Por no mencionar la intoxicadora labor de grupos cristofascistas subvencionados por el gobierno y la Iglesia como Hazte Orín, Intereconomía, Libertad Digital, Periodista Digital y toda la ponzoñosa caverna mediática o TDT Party que ahora se retuerce ante el alejamiento del PP de sus posiciones neo-franquistas, que llevan años intentando infectar las redes, la opinión y los medios con su jerga franquista y cristofascista. Los intentos de resucitar términos como “homosexualismo”, “enfermos” y demás no consiguen prender en una sociedad que hace tiempo ha avanzado, pero provocan episodios y agresiones que, como he mencionado en el caso del asqueroso Reig “hombres nocturnos” Plá, son apoyados desde el poder ejecutivo y, especialmente, el judicial.  En ese oscuro grupo que vive a la sombra del franquismo habría que añadir las nuevas generaciones del PP que ha dado ya varios animales homófobos con tierna edad. Cachorros del cristofascismo.
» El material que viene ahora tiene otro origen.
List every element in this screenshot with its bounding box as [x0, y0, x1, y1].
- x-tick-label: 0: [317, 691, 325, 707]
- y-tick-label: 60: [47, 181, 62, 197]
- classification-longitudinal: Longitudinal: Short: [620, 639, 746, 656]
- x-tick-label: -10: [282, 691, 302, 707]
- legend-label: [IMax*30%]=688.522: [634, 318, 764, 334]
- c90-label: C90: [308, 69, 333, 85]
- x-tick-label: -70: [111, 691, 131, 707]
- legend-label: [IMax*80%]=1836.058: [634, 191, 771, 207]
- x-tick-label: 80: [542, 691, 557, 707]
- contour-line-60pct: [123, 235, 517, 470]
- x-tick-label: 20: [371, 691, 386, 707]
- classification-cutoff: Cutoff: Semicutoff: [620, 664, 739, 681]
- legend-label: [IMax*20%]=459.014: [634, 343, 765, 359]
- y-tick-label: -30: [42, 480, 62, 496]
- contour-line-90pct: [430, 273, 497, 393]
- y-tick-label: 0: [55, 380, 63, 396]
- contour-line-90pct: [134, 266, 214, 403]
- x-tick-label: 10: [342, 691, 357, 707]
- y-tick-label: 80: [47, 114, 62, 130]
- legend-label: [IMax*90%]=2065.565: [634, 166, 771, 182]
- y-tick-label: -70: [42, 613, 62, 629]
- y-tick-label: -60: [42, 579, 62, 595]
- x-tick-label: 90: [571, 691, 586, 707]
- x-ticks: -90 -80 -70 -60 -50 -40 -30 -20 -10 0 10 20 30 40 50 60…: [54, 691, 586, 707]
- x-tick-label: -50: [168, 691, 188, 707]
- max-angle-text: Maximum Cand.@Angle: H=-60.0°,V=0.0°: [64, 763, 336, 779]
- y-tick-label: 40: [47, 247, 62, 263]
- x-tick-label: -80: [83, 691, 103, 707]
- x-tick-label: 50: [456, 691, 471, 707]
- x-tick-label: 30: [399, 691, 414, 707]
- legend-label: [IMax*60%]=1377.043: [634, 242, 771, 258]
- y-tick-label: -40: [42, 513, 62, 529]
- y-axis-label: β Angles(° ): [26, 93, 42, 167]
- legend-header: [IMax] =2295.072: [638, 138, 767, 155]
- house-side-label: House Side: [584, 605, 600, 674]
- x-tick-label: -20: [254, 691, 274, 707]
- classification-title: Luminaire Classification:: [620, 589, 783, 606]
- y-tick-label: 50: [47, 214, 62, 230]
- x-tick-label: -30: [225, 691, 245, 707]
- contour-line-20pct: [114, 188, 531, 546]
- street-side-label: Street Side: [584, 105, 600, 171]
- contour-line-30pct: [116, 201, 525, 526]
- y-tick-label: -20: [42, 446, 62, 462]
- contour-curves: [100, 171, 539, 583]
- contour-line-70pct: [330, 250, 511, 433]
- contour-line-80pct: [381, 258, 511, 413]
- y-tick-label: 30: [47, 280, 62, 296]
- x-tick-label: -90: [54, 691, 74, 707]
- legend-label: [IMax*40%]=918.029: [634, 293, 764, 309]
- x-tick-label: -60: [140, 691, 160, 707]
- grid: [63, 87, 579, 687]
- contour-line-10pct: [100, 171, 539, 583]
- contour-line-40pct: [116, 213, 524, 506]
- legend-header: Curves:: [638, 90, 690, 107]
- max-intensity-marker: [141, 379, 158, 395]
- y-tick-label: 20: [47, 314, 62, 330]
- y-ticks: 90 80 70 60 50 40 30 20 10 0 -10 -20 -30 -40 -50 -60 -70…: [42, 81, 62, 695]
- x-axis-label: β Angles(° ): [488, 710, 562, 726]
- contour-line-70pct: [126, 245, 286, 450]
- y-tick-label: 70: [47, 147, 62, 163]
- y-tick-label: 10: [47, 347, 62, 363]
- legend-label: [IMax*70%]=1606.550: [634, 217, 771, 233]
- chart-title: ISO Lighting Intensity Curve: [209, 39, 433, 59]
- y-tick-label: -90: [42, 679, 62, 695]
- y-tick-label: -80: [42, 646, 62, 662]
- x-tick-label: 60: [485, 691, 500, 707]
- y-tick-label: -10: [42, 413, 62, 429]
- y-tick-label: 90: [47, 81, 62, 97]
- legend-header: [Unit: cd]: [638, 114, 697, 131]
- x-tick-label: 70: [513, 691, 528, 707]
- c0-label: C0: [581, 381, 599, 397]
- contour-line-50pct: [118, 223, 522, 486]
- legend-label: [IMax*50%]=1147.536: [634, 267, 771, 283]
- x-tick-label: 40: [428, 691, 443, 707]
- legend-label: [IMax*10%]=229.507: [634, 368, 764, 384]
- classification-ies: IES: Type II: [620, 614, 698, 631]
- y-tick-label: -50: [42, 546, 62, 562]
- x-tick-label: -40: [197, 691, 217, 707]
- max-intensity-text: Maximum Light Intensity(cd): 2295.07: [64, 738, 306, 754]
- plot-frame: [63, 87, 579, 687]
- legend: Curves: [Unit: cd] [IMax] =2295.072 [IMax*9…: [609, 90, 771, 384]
Por suerte también hay  destellos de avance en el sistema judicial. Yo lo viví en primera persona cuando el Ilmo. Sr Fiscal Jefe Provincial de Madrid D. José Javier Polo Rodríguez, desestimó la denuncia de los grupos ultra-religiosos Asociación Rosario Por España y Asociación Española de Abogados Cristianos contra el activista gay Shangay Lily por “los presuntos delitos de provocación a la discriminación, injurias, calumnias y contra la integridad”. Un respiro del asunto de los Cristofascistas colonizando la Justicia. Por desgracia, son los menos.